Vista desde la perspectiva actual, Tarzán de los monos aparece como un film rematadamente ingenuo y muy artesanal. No se sorprende de no haberse percatado en otros tiempos de las numerosas transparencias algunas de las cuales se repetirán en más de una ocasión en otras entregas, como la del rinoceronte furioso que está punto de matar a Tarzán, a Boy y también a “Chita”. Su trucajes suenan a descarado, las peleas de Tarzán con las fieras están resueltas en un santiamén, y resulta evidente que Weismuller no tiene ninguna entre manos, el monstruoso gorila del pozo de los pigmeos cobraba sin duda su mensualidad, y los plano generales no pueden ocultar que Weismuller (como Jane y “Boy”), están doblados, en el caso del primero por famoso trapecista mexicano Alfredo Codona. La puesta en escena es tan elemental como la de tantas otras películas de aventuras ya olvidadas, y está claro que, como en Trader Horn, se busca el efecto con la acumulación de las apariciones de animales gracias al abundante material rodado por el intrépido equipo de esta influyente película. No se puede hablar con propiedad de personajes, ni quiera el señor Parker tiene su tiempo para decirnos algo sobre quien y sus intenciones, y a los “malos” solo les mueve la ambición, apenas se nos dice gran cosa sobre Tarzán, quizás las suficientes para dejar claro que reina y hace retroceder a los salvajes con taparrabos.
Tampoco sabemos mucho sobre la exquisita Jane, si acaso que se llama Jane Parker (Maureen O'Sullivan) no tiene relación alguna con los aristócratas Greystoke, sino que es la hija de un comerciante, el adusto James Parker (el soberbio cascarrabia C. Aubrey Smith), que viaja a la selva con la misma soltura que Deborah Kerr camino de las minas del rey Salomón, y como el pretexto argumental para que Tarzán entre en contacto con la “civilización”, y por lo tanto con una trama aventurera. Cargada con seis baúles de ropa («sólo traigo lo imprescin­dible», comenta, con un evidente rasgo de autoironía “femenina”) Todo descansa sobre la suma de efectos, y sobre una trama sencilla: Tarzán domina la jungla, es el único que respetan los nativos más feroces, los expedicionarios se dividen, el señor Parker y su hija aprenden a respetar la “ley” de Tarzán, una sencilla regla sobre lo que es bueno y es malo, que luego servirá para tratar de ofrecer una lección de jurisprudencia comparada en la última de la serie, en la “selva” mucho más peligrosa de Nueva York, sobre todo si eres africano, que Tarzán lo debía de ser aunque su padre literario jamás pisó África.

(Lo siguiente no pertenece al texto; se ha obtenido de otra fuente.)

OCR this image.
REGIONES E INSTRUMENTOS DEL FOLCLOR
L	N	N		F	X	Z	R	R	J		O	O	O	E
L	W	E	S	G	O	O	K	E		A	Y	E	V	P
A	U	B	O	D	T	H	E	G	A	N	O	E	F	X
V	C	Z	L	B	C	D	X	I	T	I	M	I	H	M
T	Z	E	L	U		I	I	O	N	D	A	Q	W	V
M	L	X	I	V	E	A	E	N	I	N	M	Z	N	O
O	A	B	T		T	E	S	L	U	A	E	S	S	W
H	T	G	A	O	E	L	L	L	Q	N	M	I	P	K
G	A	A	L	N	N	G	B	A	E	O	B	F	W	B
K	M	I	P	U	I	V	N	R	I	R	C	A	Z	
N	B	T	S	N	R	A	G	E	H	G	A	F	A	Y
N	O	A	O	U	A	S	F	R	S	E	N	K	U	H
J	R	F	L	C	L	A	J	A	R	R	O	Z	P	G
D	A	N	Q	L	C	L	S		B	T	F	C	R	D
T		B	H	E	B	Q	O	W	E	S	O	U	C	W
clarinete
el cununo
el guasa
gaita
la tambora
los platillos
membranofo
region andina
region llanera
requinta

La civilización, con lo bueno y lo malo, está representada por los blancos que encabezan una expedición, con un “malo” capaz de disparar por las espaldas sobre un pobre porteador supersticioso que huye. Vienen de lejos, pero su camino comienza cuando llegan al umbral del escarpado y casi inaccesible monte Muthia, cuya silueta de cartón piedra que yergue oscura y amenazante sobre los expedicionarios que se introducen a pesar de las amenazantes advertencias de que se trata de un territorio salvaje, “tabú”, se establece por los tambores de fondo y por la utilización de signos tan concluyentes como una calavera fijada en un árbol. A lo lejos suenan los tambores de una tribu que tendrá que ser caníbal por lo menos. Los infelices porteadores que son tratados a latigazos por su capataz, muestran inquietud, uno de los exploradores blancos comenta: «Gaboni. Si nos cogen nos ma­tarán». Después de varios días de marcha, la expedición se aproxima a su objetivo y como contrapunto a los terribles “gabonis”, aparece Tarzán precedido por su grito, quien se lleva consigo a Jane, ante la cual no tarda en mostrar una exhibición de proezas. Entre otras cosas, Tarzán se desplaza ágilmente por la selva a través de unas lianas que siempre están a disposición; ahuyenta a una ruidosa manada de hipopótamos; nada a gran velocidad (este si que era Weissmuller sin doble), combate cuerpo a cuerpo nada menos que con un tigre, se desplaza a lomos un elefante que guía una manada; y ayuda a otro a salir de la trampa en la que ha caído. No hay duda, es el rey de la selva, alguien único, la imagen de nuestra superioridad. Se comunica con sus vasallos, los animales, con palabras que será reconocidas hasta por los elefantes de un circo de Nueva York. Una vez diluidos los efectos del primer susto, la relación entre ambos les hace más cómplice, casi llegan a hablar fluidamente. .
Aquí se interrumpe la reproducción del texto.